Os ministros acataram a argumentação dos advogados de Gladson de que a investigação foi marcada pela requisição irregular de relatórios do Coaf e outras medidas sem autorização judicial. Portanto, prevaleceu no julgamento o voto de Mendonça. O ministro citou que as irregularidades ocorreram no início das investigações, quando foram solicitados pela PF relatórios financeiros do Coaf, sem que fosse respeitado foro privilegiado do governador.
As suspeitas começaram a ser investigadas em 2019. Somente nos anos seguintes, o caso foi enviado ao STJ, tribunal responsável pelo julgamento de governadores. “Dou provimento parcial ao recurso para reconhecer, no tocante ao paciente, a usurpação da competência do STJ nas investigações realizadas entre 25/05/2020 e 12/01/2021. Assim, voto para declarar a nulidade das provas produzidas contra o paciente e encartadas no período, bem como das provas delas diretamente derivadas”, votou Mendonça.
O entendimento foi seguido pelos ministros Dias Toffoli, Gilmar Mendes e Nunes Marques, que, apesar de seguir os demais colegas, apresentou uma divergência. O ministro votou para retirar do processo o relatório de inteligência do Coaf, mas não anulou parte da investigação.
O relator, Edson Fachin, ficou vencido e votou contra o recurso da defesa do governador.
Em paralelo ao recurso da defesa no STF, a Corte Especial do STJ iniciou na quarta-feira(17/12), o julgamento da ação penal contra o governador. No voto proferido durante a sessão, a ministra Nancy Andrighi, relatora, votou pela condenação de Cameli a 25 anos de prisão e ao pagamento de R$ 11 milhões de indenização. A ministra também determinou que o governador deve perder o cargo.
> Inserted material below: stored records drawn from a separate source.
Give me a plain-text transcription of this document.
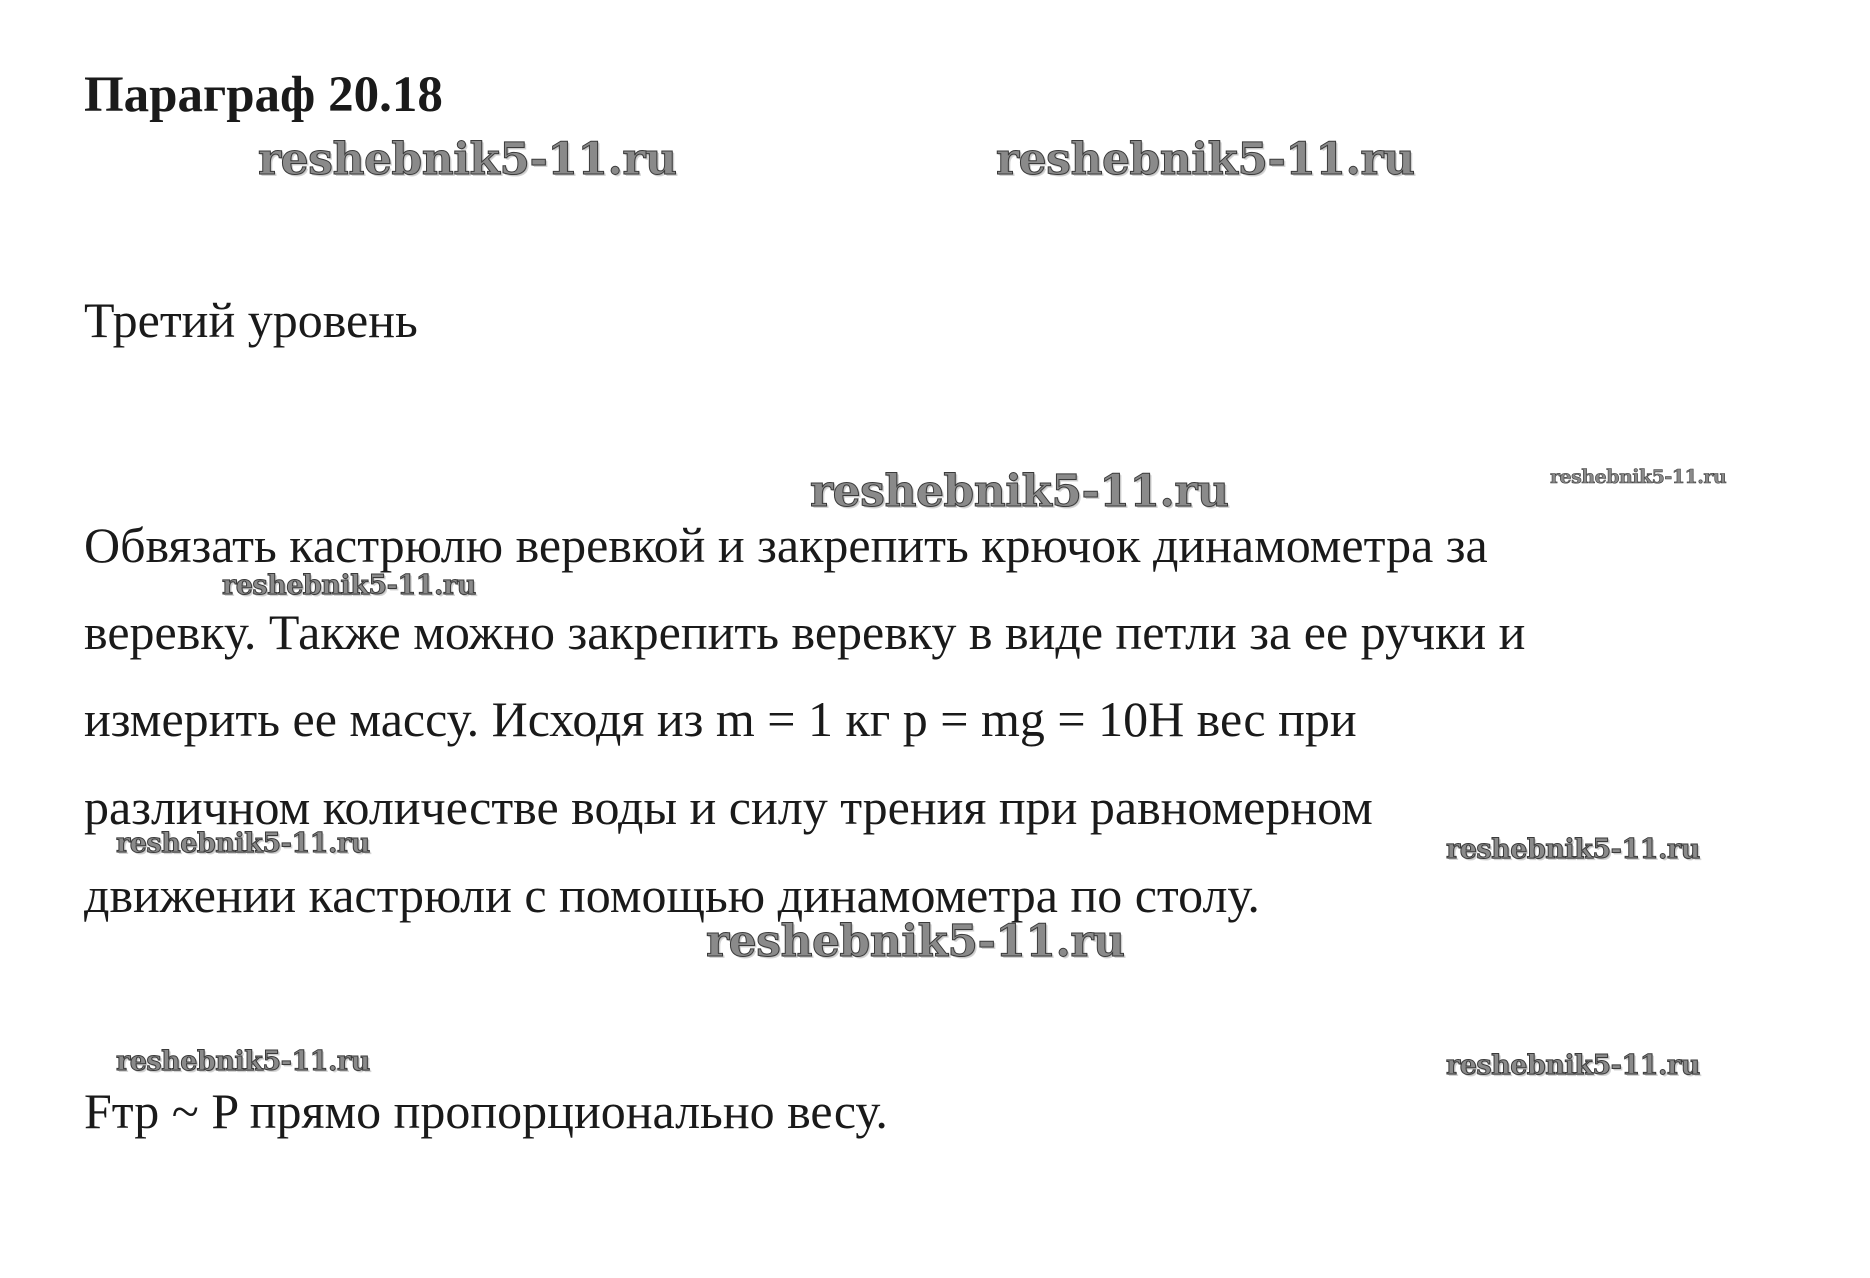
Параграф 20.18
Третий уровень

Обвязать кастрюлю веревкой и закрепить крючок динамометра за

веревку. Также можно закрепить веревку в виде петли за ее ручки и

измерить ее массу. Исходя из m = 1 кг p = mg = 10Н вес при

различном количестве воды и силу трения при равномерном

движении кастрюли с помощью динамометра по столу.

Fтр ~ P прямо пропорционально весу.

reshebnik5-11.ru	reshebnik5-11.ru
reshebnik5-11.ru	reshebnik5-11.ru
reshebnik5-11.ru
reshebnik5-11.ru	reshebnik5-11.ru
reshebnik5-11.ru
reshebnik5-11.ru	reshebnik5-11.ru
Em seguida, o ministro João Otávio de Noronha pediu vista do processo. Devido ao recesso de fim de ano, o julgamento será retomado em 2026, mas a decisão da ministra Nancy não deve prosperar.
Nota do governador
Em nota oficial assinada do próprio punho divulgada, o governador escreveu: “Acabo de receber a notícia de que a 2ª turma do Supremo Tribunal Federal encerrou o julgamento que reconheceu que as provas criadas contra mim, na Operação Ptolomeu, foram elaboradas de forma ilegal e, por essa razão, devem ser anuladas”..
E acrescentou: “Quero agradecer todas as orações, mensagens e demonstrações de carinho, apoio e reconhecimento que recebi dos acreanos, desde o início até o dia de hoje. Essa confiança foi fundamental para me manter cada vez mais forte”.
“Como disse em outras oportunidades, sempre confiei na justiça dos homens, mas principalmente na justiça de Deus”, acrescentou. “ Assim como fiz durante o andamento de todo o processo, continuarei minhas atividades de forma normal e amanhã (hoje), durante o dia, terei a oportunidade de conversar com a imprensa para dar mais detalhes, após o evento na Arena da Floresta, às 17h30”.
Gladson Cameli conclui sua nota dizendo o seguinte: “Agora reservo esse momento para estar em contato com meus familiares e agradecer mais uma vez a Deus pela proteção e justiça”.